Potential Emerging Risks

The PCAOB also identified potential emerging risks that are being incorporated into its inspection planning for 2015: increase in merger and acquisition activity, falling oil prices, undistributed foreign earnings, and maintaining audit quality when growing other business lines.

Mergers and Acquisitions

The PCAOB has identified that audit team members may lack substantial experience in M&A and auditing business combinations, leading to an increased risk of deficiencies when M&A activity is on the rise. For example, one problem has been a failure to detect that management had not identified all of the intangible assets that needed to be valued, such as customer-related intangible assets. A sample question for auditors follows:

  • Do you have the expertise necessary to address the audit issues that may arise from the reporting requirements related to business combinations as well as other effects of a business combination that may bear on financial reporting, such as the effects on segment reporting? If not, how will the engagement team obtain or develop that expertise?

Falling Oil Prices

The PCAOB plans to examine how auditors approach the risks of material misstatement resulting from changes in oil prices, noting that falling oil prices impact companies in a number of industries and may affect valuation and impairment judgments and the collectability of loans and receivables.  Sample questions to ask the auditors include:

  • Have declining oil prices been identified as a risk factor and changed your approach to testing related accounting estimates?
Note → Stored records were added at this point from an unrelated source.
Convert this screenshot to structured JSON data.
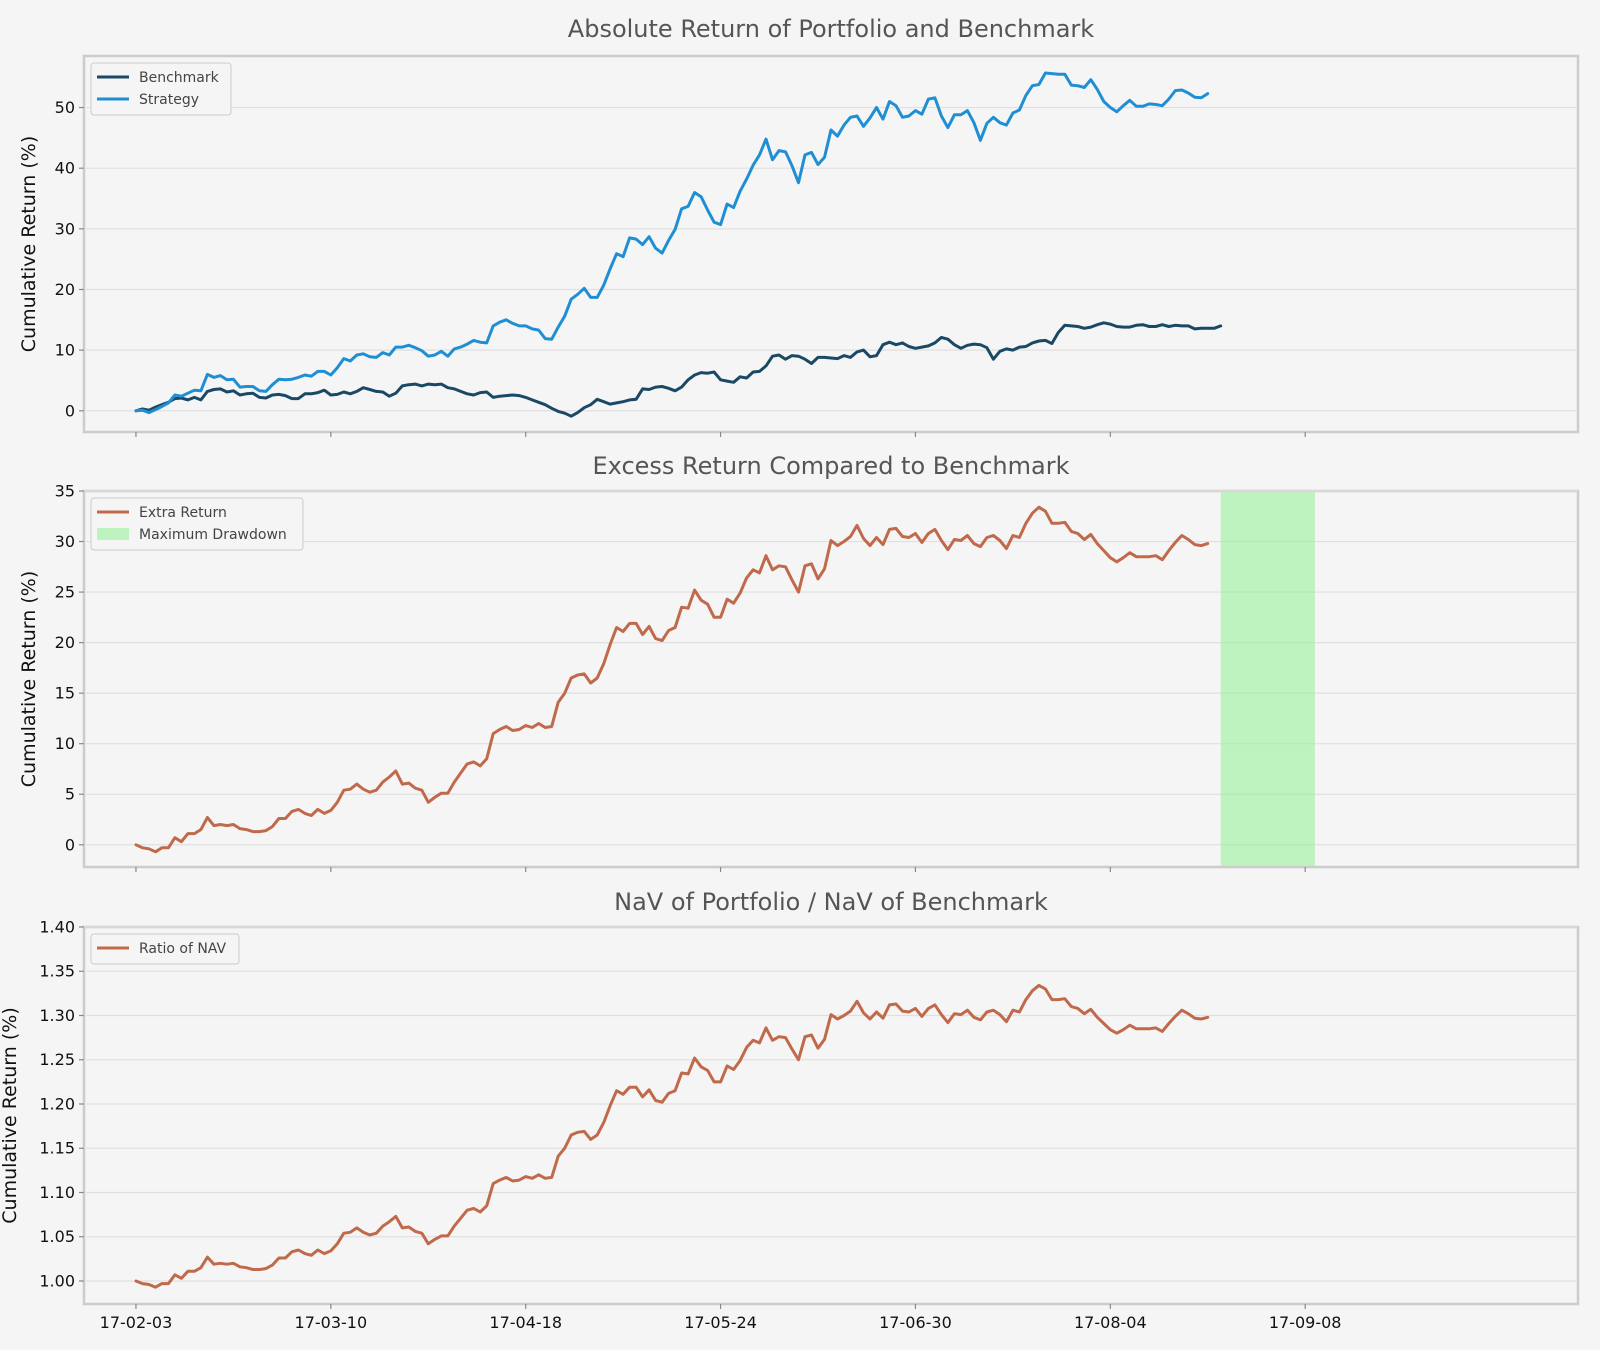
{
  "chart_data": [
    {
      "type": "line",
      "title": "Absolute Return of Portfolio and Benchmark",
      "ylabel": "Cumulative Return (%)",
      "ylim": [
        -3.5,
        58.5
      ],
      "yticks": [
        "0",
        "10",
        "20",
        "30",
        "40",
        "50"
      ],
      "xlim": [
        -8,
        222
      ],
      "legend_position": "top-left",
      "series": [
        {
          "name": "Benchmark",
          "color": "#1b4965",
          "values": [
            0,
            0.3,
            0.1,
            0.6,
            1.0,
            1.4,
            2.0,
            2.1,
            1.8,
            2.2,
            1.8,
            3.2,
            3.5,
            3.6,
            3.1,
            3.3,
            2.6,
            2.8,
            2.9,
            2.2,
            2.1,
            2.6,
            2.7,
            2.5,
            2.0,
            2.0,
            2.8,
            2.8,
            3.0,
            3.4,
            2.6,
            2.7,
            3.1,
            2.8,
            3.2,
            3.8,
            3.5,
            3.2,
            3.1,
            2.4,
            2.9,
            4.1,
            4.3,
            4.4,
            4.1,
            4.4,
            4.3,
            4.4,
            3.8,
            3.6,
            3.2,
            2.8,
            2.6,
            3.0,
            3.1,
            2.2,
            2.4,
            2.5,
            2.6,
            2.5,
            2.2,
            1.8,
            1.4,
            1.0,
            0.4,
            -0.1,
            -0.4,
            -0.9,
            -0.3,
            0.5,
            1.0,
            1.9,
            1.5,
            1.1,
            1.3,
            1.5,
            1.8,
            1.9,
            3.6,
            3.5,
            3.9,
            4.0,
            3.7,
            3.3,
            3.9,
            5.1,
            5.9,
            6.3,
            6.2,
            6.4,
            5.1,
            4.9,
            4.7,
            5.6,
            5.4,
            6.4,
            6.5,
            7.4,
            9.0,
            9.2,
            8.5,
            9.1,
            9.0,
            8.5,
            7.8,
            8.8,
            8.8,
            8.7,
            8.6,
            9.1,
            8.8,
            9.7,
            10.0,
            8.9,
            9.1,
            10.9,
            11.3,
            10.9,
            11.2,
            10.6,
            10.3,
            10.5,
            10.7,
            11.2,
            12.1,
            11.8,
            10.9,
            10.3,
            10.8,
            11.0,
            10.9,
            10.4,
            8.5,
            9.8,
            10.2,
            10.0,
            10.5,
            10.6,
            11.2,
            11.5,
            11.6,
            11.1,
            12.9,
            14.1,
            14.0,
            13.9,
            13.6,
            13.8,
            14.2,
            14.5,
            14.3,
            13.9,
            13.8,
            13.8,
            14.1,
            14.2,
            13.9,
            13.9,
            14.2,
            13.9,
            14.1,
            14.0,
            14.0,
            13.5,
            13.6,
            13.6,
            13.6,
            14.0
          ]
        },
        {
          "name": "Strategy",
          "color": "#1f8fd4",
          "values": [
            0,
            0.1,
            -0.3,
            0.2,
            0.7,
            1.3,
            2.6,
            2.4,
            2.9,
            3.4,
            3.3,
            6.0,
            5.5,
            5.8,
            5.1,
            5.2,
            3.9,
            4.0,
            4.0,
            3.3,
            3.2,
            4.3,
            5.2,
            5.1,
            5.2,
            5.5,
            5.9,
            5.7,
            6.5,
            6.5,
            5.9,
            7.1,
            8.6,
            8.2,
            9.2,
            9.4,
            8.9,
            8.8,
            9.6,
            9.2,
            10.5,
            10.5,
            10.8,
            10.4,
            9.9,
            9.0,
            9.2,
            9.8,
            9.0,
            10.2,
            10.5,
            11.0,
            11.6,
            11.3,
            11.2,
            14.0,
            14.6,
            15.0,
            14.4,
            14.0,
            14.0,
            13.5,
            13.3,
            11.9,
            11.8,
            13.8,
            15.6,
            18.4,
            19.2,
            20.2,
            18.7,
            18.7,
            20.7,
            23.4,
            25.9,
            25.4,
            28.5,
            28.3,
            27.4,
            28.7,
            26.8,
            26.0,
            28.1,
            29.9,
            33.3,
            33.7,
            36.0,
            35.3,
            33.1,
            31.1,
            30.7,
            34.1,
            33.5,
            36.2,
            38.2,
            40.5,
            42.2,
            44.8,
            41.4,
            42.9,
            42.7,
            40.4,
            37.6,
            42.2,
            42.6,
            40.6,
            41.8,
            46.3,
            45.3,
            47.1,
            48.4,
            48.6,
            46.9,
            48.3,
            50.0,
            48.1,
            51.0,
            50.3,
            48.4,
            48.6,
            49.5,
            48.9,
            51.4,
            51.6,
            48.6,
            46.7,
            48.8,
            48.8,
            49.5,
            47.5,
            44.6,
            47.4,
            48.4,
            47.5,
            47.1,
            49.1,
            49.6,
            52.0,
            53.6,
            53.8,
            55.7,
            55.6,
            55.5,
            55.5,
            53.7,
            53.6,
            53.3,
            54.6,
            53.0,
            51.0,
            50.0,
            49.3,
            50.3,
            51.2,
            50.2,
            50.2,
            50.6,
            50.5,
            50.3,
            51.4,
            52.8,
            52.9,
            52.4,
            51.7,
            51.6,
            52.3
          ]
        }
      ]
    },
    {
      "type": "line",
      "title": "Excess Return Compared to Benchmark",
      "ylabel": "Cumulative Return (%)",
      "ylim": [
        -2.2,
        35
      ],
      "yticks": [
        "0",
        "5",
        "10",
        "15",
        "20",
        "25",
        "30",
        "35"
      ],
      "xlim": [
        -8,
        222
      ],
      "legend_position": "top-left",
      "series": [
        {
          "name": "Extra Return",
          "color": "#c0694b",
          "values": [
            0,
            -0.3,
            -0.4,
            -0.7,
            -0.3,
            -0.3,
            0.7,
            0.3,
            1.1,
            1.1,
            1.5,
            2.7,
            1.9,
            2.0,
            1.9,
            2.0,
            1.6,
            1.5,
            1.3,
            1.3,
            1.4,
            1.8,
            2.6,
            2.6,
            3.3,
            3.5,
            3.1,
            2.9,
            3.5,
            3.1,
            3.4,
            4.2,
            5.4,
            5.5,
            6.0,
            5.5,
            5.2,
            5.4,
            6.2,
            6.7,
            7.3,
            6.0,
            6.1,
            5.6,
            5.4,
            4.2,
            4.7,
            5.1,
            5.1,
            6.2,
            7.1,
            8.0,
            8.2,
            7.8,
            8.5,
            11.0,
            11.4,
            11.7,
            11.3,
            11.4,
            11.8,
            11.6,
            12.0,
            11.6,
            11.7,
            14.1,
            15.0,
            16.5,
            16.8,
            16.9,
            16.0,
            16.5,
            17.9,
            19.8,
            21.5,
            21.1,
            21.9,
            21.9,
            20.8,
            21.6,
            20.4,
            20.2,
            21.2,
            21.5,
            23.5,
            23.4,
            25.2,
            24.2,
            23.8,
            22.5,
            22.5,
            24.3,
            23.9,
            24.9,
            26.4,
            27.2,
            26.9,
            28.6,
            27.2,
            27.6,
            27.5,
            26.2,
            25.0,
            27.6,
            27.8,
            26.3,
            27.3,
            30.1,
            29.6,
            30.0,
            30.5,
            31.6,
            30.3,
            29.6,
            30.4,
            29.7,
            31.2,
            31.3,
            30.5,
            30.4,
            30.8,
            29.9,
            30.8,
            31.2,
            30.1,
            29.2,
            30.2,
            30.1,
            30.6,
            29.8,
            29.5,
            30.4,
            30.6,
            30.1,
            29.3,
            30.6,
            30.4,
            31.8,
            32.8,
            33.4,
            33.0,
            31.8,
            31.8,
            31.9,
            31.0,
            30.8,
            30.2,
            30.7,
            29.8,
            29.1,
            28.4,
            28.0,
            28.4,
            28.9,
            28.5,
            28.5,
            28.5,
            28.6,
            28.2,
            29.1,
            29.9,
            30.6,
            30.2,
            29.7,
            29.6,
            29.8
          ]
        }
      ],
      "drawdown_shade": {
        "label": "Maximum Drawdown",
        "color": "#90ee90",
        "x_start": 167,
        "x_end": 181.5
      }
    },
    {
      "type": "line",
      "title": "NaV of Portfolio / NaV of Benchmark",
      "ylabel": "Cumulative Return (%)",
      "ylim": [
        0.974,
        1.4
      ],
      "yticks": [
        "1.00",
        "1.05",
        "1.10",
        "1.15",
        "1.20",
        "1.25",
        "1.30",
        "1.35",
        "1.40"
      ],
      "xlim": [
        -8,
        222
      ],
      "xticks": [
        {
          "x": 0,
          "label": "17-02-03"
        },
        {
          "x": 30,
          "label": "17-03-10"
        },
        {
          "x": 60,
          "label": "17-04-18"
        },
        {
          "x": 90,
          "label": "17-05-24"
        },
        {
          "x": 120,
          "label": "17-06-30"
        },
        {
          "x": 150,
          "label": "17-08-04"
        },
        {
          "x": 180,
          "label": "17-09-08"
        }
      ],
      "legend_position": "top-left",
      "series": [
        {
          "name": "Ratio of NAV",
          "color": "#c0694b",
          "values": [
            1.0,
            0.997,
            0.996,
            0.993,
            0.997,
            0.997,
            1.007,
            1.003,
            1.011,
            1.011,
            1.015,
            1.027,
            1.019,
            1.02,
            1.019,
            1.02,
            1.016,
            1.015,
            1.013,
            1.013,
            1.014,
            1.018,
            1.026,
            1.026,
            1.033,
            1.035,
            1.031,
            1.029,
            1.035,
            1.031,
            1.034,
            1.042,
            1.054,
            1.055,
            1.06,
            1.055,
            1.052,
            1.054,
            1.062,
            1.067,
            1.073,
            1.06,
            1.061,
            1.056,
            1.054,
            1.042,
            1.047,
            1.051,
            1.051,
            1.062,
            1.071,
            1.08,
            1.082,
            1.078,
            1.085,
            1.11,
            1.114,
            1.117,
            1.113,
            1.114,
            1.118,
            1.116,
            1.12,
            1.116,
            1.117,
            1.141,
            1.15,
            1.165,
            1.168,
            1.169,
            1.16,
            1.165,
            1.179,
            1.198,
            1.215,
            1.211,
            1.219,
            1.219,
            1.208,
            1.216,
            1.204,
            1.202,
            1.212,
            1.215,
            1.235,
            1.234,
            1.252,
            1.242,
            1.238,
            1.225,
            1.225,
            1.243,
            1.239,
            1.249,
            1.264,
            1.272,
            1.269,
            1.286,
            1.272,
            1.276,
            1.275,
            1.262,
            1.25,
            1.276,
            1.278,
            1.263,
            1.273,
            1.301,
            1.296,
            1.3,
            1.305,
            1.316,
            1.303,
            1.296,
            1.304,
            1.297,
            1.312,
            1.313,
            1.305,
            1.304,
            1.308,
            1.299,
            1.308,
            1.312,
            1.301,
            1.292,
            1.302,
            1.301,
            1.306,
            1.298,
            1.295,
            1.304,
            1.306,
            1.301,
            1.293,
            1.306,
            1.304,
            1.318,
            1.328,
            1.334,
            1.33,
            1.318,
            1.318,
            1.319,
            1.31,
            1.308,
            1.302,
            1.307,
            1.298,
            1.291,
            1.284,
            1.28,
            1.284,
            1.289,
            1.285,
            1.285,
            1.285,
            1.286,
            1.282,
            1.291,
            1.299,
            1.306,
            1.302,
            1.297,
            1.296,
            1.298
          ]
        }
      ]
    }
  ]
}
Will you require different evidence to support any assumptions and estimation methods used by the company that may depend on a certain level of oil prices?

  • How might the estimated effects of falling oil prices be factored into estimates of the company’s future undiscounted net cash inflows used in the assessments of possible impairments of long-lived assets? How might those effects affect the possible need for recording or adjusting a deferred tax valuation account?
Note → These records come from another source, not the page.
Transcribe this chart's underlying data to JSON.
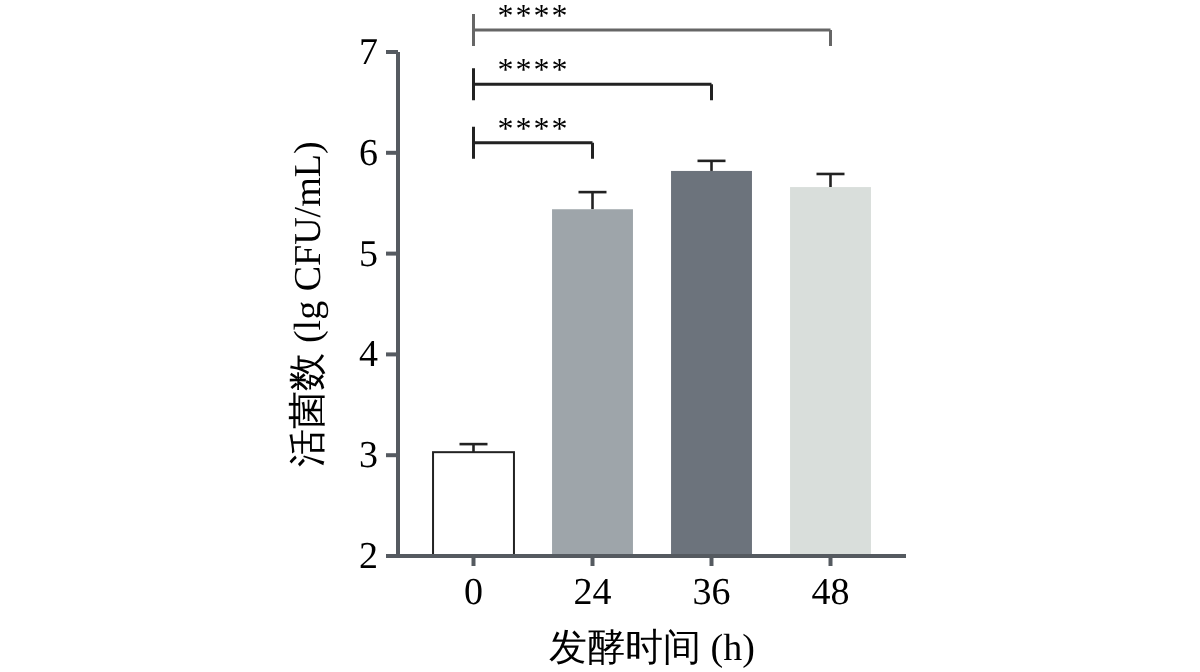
{
  "chart_data": {
    "type": "bar",
    "xlabel": "发酵时间 (h)",
    "ylabel": "活菌数 (lg CFU/mL)",
    "categories": [
      "0",
      "24",
      "36",
      "48"
    ],
    "values": [
      3.03,
      5.44,
      5.82,
      5.66
    ],
    "errors": [
      0.08,
      0.17,
      0.1,
      0.13
    ],
    "colors": [
      "#ffffff",
      "#9ea5aa",
      "#6c737c",
      "#d9dedb"
    ],
    "ylim": [
      2,
      7
    ],
    "yticks": [
      2,
      3,
      4,
      5,
      6,
      7
    ],
    "annotations": [
      "****",
      "****",
      "****"
    ]
  }
}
Undistributed Foreign Earnings

The PCAOB has identified problems with firms’ ability to audit management’s assertions, as well as in auditing income tax accounting and related disclosures regarding undistributed foreign earnings that U.S. companies have asserted will be indefinitely reinvested outside the United States and therefore are not subject to U.S. taxes.  The PCAOB also highlighted that, if a company faces legal liability or sanctions based on a strategy developed by its audit firm, the audit firm’s independence and ability to continue as the auditor could be compromised.  Accordingly, the PCAOB suggests that audit committees may find it useful to maintain and monitor a list of past tax strategy engagements for potential effects on the audit.  Sample questions to ask the auditors include:

  • What is the nature and extent of audit evidence gathered related to management’s assertions about indefinite reinvestment? Is there contrary evidence? If so, how did you consider the contrary evidence?

  • Have you considered whether the company’s MD&A disclosure, including disclosure regarding liquidity and capital resources, is consistent with, or contradicts, management’s indefinite reinvestment assertion?

Audit Firm Growth and Expansion

The PCAOB notes that the largest audit firms are experiencing an increase in the percentage of revenue from advisory services and a decrease in the percentage of revenue from audit services in the recent past as firms have acquired consulting firms or otherwise grown their consulting practices.  It has identified a concern about the effects these developments may have on audit quality.   A sample question for auditors follows:

  • Has your engagement team been affected by any changes in the firm’s business model? Has the engagement team lost key auditors or specialists to other lines of business? How are you ensuring that the quality of the audit team will remain high over time?